What makes the signing of Castellanos isn’t just that he’s a remarkable player, it’s a reversal of what was a disappointing trend in recent team history. Even with all of the money that he had spent, John Middleton, in the last few years, has been labeled as cheap. His avoidance to break the glass ceiling attached to the luxury tax has been viewed as the very thing that’s held the team back- think for a second of last summer’s trade deadline acquisitions – his refusal to pay for a star didn’t do the Phillies any favors when trying to snap a 10-year playoff drought.

The message sent to the team, year after year, was simple: “You are not worthy of a further investment.”

Evidently, after a year in which the Phillies narrowly missed the postseason even with the N.L. MVP and Cy Young Runner up on their roster, Middleton finally decided that they were in fact worthy.

The change of tune was likely a result from A. Harper and Wheeler’s excellent play B. Internal pressure stemming from the team’s (literally) most valuable asset, Harper himself or C. Middleton’s realization that in order for him to get any sort of return on his already incredibly expensive yet mediocre franchise – and finally fill the seats of the oft half-empty Citizens Bank Park – be needed to bite the bullet and spend what was necessary to fund a winning team.

Earlier today, Middleton vehemently denied any rumors of succumbing to internal pressure from Harper or having a hard cap on breaking the luxury tax in recent years – citing instead the productivity and trust between himself, and President of Baseball Operations Dave Dombrowski.

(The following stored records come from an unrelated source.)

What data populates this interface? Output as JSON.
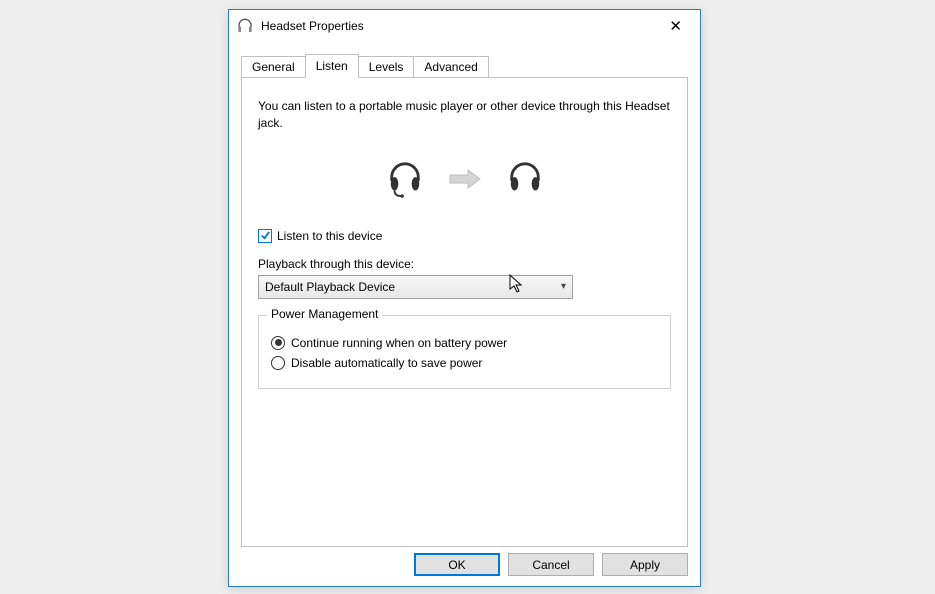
{
  "dialog": {
    "title": "Headset Properties",
    "tabs": [
      "General",
      "Listen",
      "Levels",
      "Advanced"
    ],
    "active_tab": "Listen",
    "description": "You can listen to a portable music player or other device through this Headset jack.",
    "listen_checkbox": {
      "label": "Listen to this device",
      "checked": true
    },
    "playback_label": "Playback through this device:",
    "playback_value": "Default Playback Device",
    "power_group": {
      "title": "Power Management",
      "options": [
        {
          "label": "Continue running when on battery power",
          "checked": true
        },
        {
          "label": "Disable automatically to save power",
          "checked": false
        }
      ]
    },
    "buttons": {
      "ok": "OK",
      "cancel": "Cancel",
      "apply": "Apply"
    }
  }
}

Middleton spoke of his faith in Dombrowski’s vision and that it didn’t take much convincing from Dombrowski for him to loosen his pocket book – before going on an incredibly defense rant regarding his unwillingness to break the luxury tax threshold in recent years, his business acumen as a whole, and the massive amount of support he has from the fan base.

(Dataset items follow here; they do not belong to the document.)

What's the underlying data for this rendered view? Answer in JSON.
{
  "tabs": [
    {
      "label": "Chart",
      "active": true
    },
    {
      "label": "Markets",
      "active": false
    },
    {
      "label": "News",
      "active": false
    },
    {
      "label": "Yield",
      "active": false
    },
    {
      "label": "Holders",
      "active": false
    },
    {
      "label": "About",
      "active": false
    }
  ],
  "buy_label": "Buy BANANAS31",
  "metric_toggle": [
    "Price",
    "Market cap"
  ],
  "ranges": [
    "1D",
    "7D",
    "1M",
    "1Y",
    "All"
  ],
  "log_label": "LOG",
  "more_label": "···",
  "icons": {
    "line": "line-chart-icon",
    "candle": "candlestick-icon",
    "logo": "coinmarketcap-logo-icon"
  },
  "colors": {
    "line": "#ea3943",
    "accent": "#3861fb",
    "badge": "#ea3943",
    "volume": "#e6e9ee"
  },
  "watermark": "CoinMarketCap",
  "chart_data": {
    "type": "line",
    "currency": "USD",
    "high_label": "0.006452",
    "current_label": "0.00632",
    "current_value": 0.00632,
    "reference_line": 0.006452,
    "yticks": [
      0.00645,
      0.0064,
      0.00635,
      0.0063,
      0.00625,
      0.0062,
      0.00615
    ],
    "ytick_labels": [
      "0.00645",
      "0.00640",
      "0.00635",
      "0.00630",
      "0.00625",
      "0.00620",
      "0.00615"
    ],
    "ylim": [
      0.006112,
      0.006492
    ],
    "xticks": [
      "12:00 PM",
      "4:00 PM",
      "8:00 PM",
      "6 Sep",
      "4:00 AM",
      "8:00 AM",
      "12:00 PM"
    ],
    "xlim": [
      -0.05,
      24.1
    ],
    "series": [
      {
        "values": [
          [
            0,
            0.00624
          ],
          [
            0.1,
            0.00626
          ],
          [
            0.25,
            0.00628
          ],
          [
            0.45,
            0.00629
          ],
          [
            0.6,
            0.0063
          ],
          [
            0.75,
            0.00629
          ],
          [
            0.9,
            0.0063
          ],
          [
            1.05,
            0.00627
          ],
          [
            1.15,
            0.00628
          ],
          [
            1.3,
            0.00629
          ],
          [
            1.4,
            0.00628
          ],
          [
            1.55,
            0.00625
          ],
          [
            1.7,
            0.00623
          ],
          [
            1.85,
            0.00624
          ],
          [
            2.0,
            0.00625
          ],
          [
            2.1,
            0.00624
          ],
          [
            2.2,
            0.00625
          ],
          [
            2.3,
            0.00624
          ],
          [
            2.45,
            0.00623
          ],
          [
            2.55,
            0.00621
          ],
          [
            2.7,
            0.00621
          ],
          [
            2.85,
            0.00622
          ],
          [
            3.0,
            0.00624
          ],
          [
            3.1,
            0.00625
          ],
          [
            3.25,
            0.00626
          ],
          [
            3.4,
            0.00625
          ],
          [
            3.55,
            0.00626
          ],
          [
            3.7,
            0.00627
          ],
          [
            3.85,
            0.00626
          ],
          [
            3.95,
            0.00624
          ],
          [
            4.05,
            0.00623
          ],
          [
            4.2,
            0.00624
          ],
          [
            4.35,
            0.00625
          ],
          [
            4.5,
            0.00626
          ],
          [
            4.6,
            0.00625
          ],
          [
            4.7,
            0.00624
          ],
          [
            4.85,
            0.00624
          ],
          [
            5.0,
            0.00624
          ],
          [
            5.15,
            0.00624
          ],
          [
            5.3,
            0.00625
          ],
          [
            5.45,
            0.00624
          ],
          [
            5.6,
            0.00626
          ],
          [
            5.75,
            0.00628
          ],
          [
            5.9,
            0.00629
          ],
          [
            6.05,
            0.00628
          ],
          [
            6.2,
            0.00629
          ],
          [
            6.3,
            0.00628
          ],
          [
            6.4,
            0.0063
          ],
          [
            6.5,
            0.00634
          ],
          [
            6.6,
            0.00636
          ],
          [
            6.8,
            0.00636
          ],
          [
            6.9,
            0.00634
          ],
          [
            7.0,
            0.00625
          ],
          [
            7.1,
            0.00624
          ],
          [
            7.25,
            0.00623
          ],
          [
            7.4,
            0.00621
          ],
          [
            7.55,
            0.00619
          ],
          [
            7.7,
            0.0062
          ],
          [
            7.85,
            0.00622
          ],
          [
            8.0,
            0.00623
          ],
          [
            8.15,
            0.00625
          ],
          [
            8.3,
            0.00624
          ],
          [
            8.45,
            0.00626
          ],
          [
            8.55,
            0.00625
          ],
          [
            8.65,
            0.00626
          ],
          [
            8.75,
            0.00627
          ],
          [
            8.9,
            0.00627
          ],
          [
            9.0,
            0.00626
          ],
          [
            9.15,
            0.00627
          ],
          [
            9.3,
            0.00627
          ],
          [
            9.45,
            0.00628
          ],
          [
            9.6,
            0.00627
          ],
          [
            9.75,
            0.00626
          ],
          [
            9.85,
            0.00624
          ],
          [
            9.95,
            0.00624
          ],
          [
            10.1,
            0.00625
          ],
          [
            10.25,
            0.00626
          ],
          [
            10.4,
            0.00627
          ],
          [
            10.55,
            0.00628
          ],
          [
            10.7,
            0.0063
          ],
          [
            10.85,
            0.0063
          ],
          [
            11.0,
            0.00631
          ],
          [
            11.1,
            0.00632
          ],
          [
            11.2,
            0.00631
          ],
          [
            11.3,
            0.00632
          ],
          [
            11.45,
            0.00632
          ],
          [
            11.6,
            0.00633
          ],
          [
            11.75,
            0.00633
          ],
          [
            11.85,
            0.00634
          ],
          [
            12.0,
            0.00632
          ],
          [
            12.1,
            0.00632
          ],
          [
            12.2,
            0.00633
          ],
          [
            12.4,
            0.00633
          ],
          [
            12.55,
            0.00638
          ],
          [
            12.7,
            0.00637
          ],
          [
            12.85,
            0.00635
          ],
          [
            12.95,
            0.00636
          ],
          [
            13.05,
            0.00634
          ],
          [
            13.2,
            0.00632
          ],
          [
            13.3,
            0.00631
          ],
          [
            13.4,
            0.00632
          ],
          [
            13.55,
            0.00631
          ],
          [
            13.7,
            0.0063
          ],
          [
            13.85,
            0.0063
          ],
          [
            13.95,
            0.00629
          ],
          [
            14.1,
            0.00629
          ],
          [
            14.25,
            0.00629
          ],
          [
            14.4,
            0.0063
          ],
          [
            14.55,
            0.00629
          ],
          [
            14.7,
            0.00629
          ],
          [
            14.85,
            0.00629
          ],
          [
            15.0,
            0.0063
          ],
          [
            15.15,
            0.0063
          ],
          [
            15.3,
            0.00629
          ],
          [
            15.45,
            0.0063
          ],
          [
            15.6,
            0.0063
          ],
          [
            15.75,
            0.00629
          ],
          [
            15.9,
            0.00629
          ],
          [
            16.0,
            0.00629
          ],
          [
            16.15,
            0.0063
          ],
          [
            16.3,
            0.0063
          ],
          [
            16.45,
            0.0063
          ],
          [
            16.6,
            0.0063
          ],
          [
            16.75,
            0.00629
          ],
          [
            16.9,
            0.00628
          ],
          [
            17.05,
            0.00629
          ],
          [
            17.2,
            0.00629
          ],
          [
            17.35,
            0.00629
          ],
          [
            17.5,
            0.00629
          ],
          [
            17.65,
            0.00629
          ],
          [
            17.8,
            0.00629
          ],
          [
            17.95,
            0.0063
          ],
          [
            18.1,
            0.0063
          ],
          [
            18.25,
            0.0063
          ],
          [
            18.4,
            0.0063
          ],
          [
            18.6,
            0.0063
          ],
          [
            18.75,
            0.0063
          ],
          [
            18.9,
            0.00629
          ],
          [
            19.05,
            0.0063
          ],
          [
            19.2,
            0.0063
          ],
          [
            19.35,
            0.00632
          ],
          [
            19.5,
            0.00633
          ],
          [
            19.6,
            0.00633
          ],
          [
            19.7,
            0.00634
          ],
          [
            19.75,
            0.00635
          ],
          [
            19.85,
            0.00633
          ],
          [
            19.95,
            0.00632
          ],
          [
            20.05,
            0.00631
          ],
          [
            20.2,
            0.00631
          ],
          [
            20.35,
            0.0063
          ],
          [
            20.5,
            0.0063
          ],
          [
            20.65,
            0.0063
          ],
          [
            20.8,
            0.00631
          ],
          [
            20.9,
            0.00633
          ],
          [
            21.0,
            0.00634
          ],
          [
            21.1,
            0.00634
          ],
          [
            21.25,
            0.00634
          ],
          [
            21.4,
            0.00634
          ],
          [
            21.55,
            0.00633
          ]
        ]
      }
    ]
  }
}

The same incredible amount of fan support that has absolutely nothing to do with a half-empty stadium every home game.

Regardless of the motivation, Middleton’s choice to break the luxury tax cap by allowing Dombrowski to sign Castellanos sent a message to the team, one they have been waiting a long time to hear:

“You are worthy of further investment. This year, we believe in you.”

Maybe, just maybe, a $100 million vote of confidence is all this team needed to push them over the hump.